Die Hilfe für die Nachbarstaaten Syriens sei ein "zentraler Punkt", da nicht davon auszugehen sei, dass sich die Lage in dem Land in den nächsten Monaten bessern werde, so die Sprecherin weiter. Die Bundesregierung habe bereits 600 Millionen Euro bereitgestellt, um das Leid der Vertriebenen zu lindern.

Kurdische Allianz

Derweil hat die verbotene Arbeiterpartei Kurdistans (PKK) die Kurden in der Türkei zum Kampf gegen die Dschihadisten des "Islamischen Staates" aufgerufen. "Es gibt im Widerstand keine Grenze mehr", weshalb eine "Mobilisierung" nötig sei, hieß es in einer Mitteilung der PKK. Der Flüchtlingsansturm rührt damit auch an den türkisch-kurdischen Konflikt. Die PKK wird von der Europäischen Union als terroristische Organisation eingestuft.

Die PKK kämpft bereits im Norden des Iraks auf Seiten der kurdischen Peschmerga gegen die Dschihadisten, nachdem Anfang August die Kurden aus dem Irak, der Türkei und Syrien gegen die Extremisten eine gemeinsame Offensive gestartet hatten. In den syrischen Kurdengebieten führt die Partei der Demokratischen Union (PYD) den Kampf gegen die IS-Milizen an. Sie ist die syrische Schwesterpartei der PKK.

Putin plant Beteiligung an Anti-IS-Koalition

Der russische Präsident Wladimir Putin erwägt offiziellen Angaben zufolge, sich an der internationalen Bekämpfung der IS-Extremisten zu beteiligen. Putin habe mit seinem Sicherheitsrat, einem Gremium ranghoher Politiker, erörtert, wie eine Zusammenarbeit mit anderen Staaten aussehen könnte, sagte ein Sprecher des Präsidialamtes der Nachrichtenagentur Interfax.

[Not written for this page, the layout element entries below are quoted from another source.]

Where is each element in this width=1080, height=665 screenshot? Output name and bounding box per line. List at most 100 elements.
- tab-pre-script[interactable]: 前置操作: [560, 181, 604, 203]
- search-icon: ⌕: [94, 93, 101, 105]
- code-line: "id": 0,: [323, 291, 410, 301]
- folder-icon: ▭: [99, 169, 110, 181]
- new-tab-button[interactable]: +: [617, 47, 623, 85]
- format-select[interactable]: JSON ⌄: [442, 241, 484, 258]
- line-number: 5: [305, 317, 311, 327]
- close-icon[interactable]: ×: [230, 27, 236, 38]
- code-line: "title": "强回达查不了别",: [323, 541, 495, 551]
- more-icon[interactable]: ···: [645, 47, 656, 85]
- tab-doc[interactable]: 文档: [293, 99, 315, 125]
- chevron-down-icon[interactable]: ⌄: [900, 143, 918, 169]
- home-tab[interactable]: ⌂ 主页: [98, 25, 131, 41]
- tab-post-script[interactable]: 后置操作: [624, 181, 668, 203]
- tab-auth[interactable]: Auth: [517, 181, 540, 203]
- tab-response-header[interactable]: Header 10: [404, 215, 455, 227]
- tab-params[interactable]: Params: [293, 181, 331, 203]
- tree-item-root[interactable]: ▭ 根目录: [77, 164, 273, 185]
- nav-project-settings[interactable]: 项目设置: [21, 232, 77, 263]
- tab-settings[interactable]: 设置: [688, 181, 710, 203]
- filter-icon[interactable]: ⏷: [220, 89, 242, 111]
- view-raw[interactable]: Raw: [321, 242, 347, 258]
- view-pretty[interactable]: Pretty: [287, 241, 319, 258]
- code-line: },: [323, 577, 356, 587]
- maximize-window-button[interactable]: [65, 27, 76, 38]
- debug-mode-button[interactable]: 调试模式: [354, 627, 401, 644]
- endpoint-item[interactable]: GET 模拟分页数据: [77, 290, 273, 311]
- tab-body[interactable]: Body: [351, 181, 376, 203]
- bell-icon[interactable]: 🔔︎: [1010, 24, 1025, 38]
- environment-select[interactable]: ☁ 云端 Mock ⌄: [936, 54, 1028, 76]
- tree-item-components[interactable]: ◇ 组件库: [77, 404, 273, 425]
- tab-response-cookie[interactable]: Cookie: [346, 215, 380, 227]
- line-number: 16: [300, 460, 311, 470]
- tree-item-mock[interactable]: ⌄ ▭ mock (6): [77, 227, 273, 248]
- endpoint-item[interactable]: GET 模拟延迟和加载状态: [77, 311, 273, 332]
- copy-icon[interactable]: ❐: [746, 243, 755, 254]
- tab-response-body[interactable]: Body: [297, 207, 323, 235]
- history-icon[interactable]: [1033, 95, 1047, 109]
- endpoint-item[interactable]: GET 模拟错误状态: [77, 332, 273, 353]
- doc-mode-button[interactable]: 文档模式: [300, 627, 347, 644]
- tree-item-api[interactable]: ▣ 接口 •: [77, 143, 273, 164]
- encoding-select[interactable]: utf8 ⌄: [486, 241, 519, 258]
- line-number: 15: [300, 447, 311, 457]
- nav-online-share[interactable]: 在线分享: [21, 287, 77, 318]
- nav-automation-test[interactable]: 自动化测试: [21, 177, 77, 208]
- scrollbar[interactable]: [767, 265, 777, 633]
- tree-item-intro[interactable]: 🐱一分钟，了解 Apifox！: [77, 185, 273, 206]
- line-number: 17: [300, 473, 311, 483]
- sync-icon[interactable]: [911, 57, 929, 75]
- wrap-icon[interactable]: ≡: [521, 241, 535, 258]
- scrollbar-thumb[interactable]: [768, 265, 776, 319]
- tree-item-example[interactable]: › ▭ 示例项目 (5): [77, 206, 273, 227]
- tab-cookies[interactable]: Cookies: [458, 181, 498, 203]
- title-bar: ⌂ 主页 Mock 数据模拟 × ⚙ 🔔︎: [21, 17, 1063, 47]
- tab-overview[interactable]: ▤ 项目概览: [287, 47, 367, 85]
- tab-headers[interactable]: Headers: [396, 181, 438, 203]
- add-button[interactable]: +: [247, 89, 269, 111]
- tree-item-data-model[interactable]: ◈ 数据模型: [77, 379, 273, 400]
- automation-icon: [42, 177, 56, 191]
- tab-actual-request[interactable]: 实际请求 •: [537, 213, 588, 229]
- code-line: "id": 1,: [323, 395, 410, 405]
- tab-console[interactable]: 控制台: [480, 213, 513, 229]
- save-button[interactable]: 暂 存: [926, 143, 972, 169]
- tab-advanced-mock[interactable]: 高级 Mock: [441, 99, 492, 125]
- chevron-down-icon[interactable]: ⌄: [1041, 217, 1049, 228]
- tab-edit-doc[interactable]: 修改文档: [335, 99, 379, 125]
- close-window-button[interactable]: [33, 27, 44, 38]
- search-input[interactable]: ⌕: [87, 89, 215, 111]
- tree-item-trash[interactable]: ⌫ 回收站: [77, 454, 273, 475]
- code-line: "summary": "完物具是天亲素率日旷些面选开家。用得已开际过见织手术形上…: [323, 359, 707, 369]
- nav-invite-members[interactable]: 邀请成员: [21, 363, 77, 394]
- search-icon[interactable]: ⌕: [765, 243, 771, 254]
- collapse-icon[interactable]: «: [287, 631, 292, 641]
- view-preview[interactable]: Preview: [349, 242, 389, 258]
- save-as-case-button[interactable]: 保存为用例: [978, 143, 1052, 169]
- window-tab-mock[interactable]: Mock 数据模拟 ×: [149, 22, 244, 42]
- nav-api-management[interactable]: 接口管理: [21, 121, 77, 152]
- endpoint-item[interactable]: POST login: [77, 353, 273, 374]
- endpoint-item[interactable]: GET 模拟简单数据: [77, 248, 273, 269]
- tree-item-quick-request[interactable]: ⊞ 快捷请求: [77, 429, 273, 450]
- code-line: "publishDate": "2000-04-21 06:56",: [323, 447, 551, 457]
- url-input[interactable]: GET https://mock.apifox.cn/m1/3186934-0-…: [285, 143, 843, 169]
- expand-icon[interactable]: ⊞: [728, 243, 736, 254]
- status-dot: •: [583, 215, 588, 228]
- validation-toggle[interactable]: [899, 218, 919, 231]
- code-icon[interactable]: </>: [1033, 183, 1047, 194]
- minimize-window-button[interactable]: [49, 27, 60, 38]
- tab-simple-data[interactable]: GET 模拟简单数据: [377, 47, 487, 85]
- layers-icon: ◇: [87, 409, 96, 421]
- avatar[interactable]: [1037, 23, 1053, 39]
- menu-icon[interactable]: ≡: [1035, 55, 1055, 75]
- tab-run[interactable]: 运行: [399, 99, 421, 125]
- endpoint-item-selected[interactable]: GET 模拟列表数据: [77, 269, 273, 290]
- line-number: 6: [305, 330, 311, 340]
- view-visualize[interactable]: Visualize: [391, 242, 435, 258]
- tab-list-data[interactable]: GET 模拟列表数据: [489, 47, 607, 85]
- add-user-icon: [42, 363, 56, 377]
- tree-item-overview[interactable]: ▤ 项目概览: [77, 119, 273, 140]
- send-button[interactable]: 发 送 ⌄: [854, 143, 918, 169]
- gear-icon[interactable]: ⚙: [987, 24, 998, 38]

Er machte aber keine Angaben dazu, um welche Länder es sich handeln könnte.

Der russische Präsident Wladimir Putin (Foto: Reuters/Alexei Druzhinin/RIA Novosti)
Der russische Präsident Wladimir PutinBild: Reuters/Alexei Druzhinin/RIA Novosti

US-Präsident Barack Obama hat für eine internationale Koalition im Kampf gegen den IS geworben. Nach US-Angaben haben bislang mehr als 40 Länder ihre Mithilfe angeboten, darunter auch arabische Staaten. Die USA fliegen bereits seit geraumer Zeit Angriffe gegen IS-Stellungen im Irak und erhalten dabei seit vergangener Woche Unterstützung von Frankreich.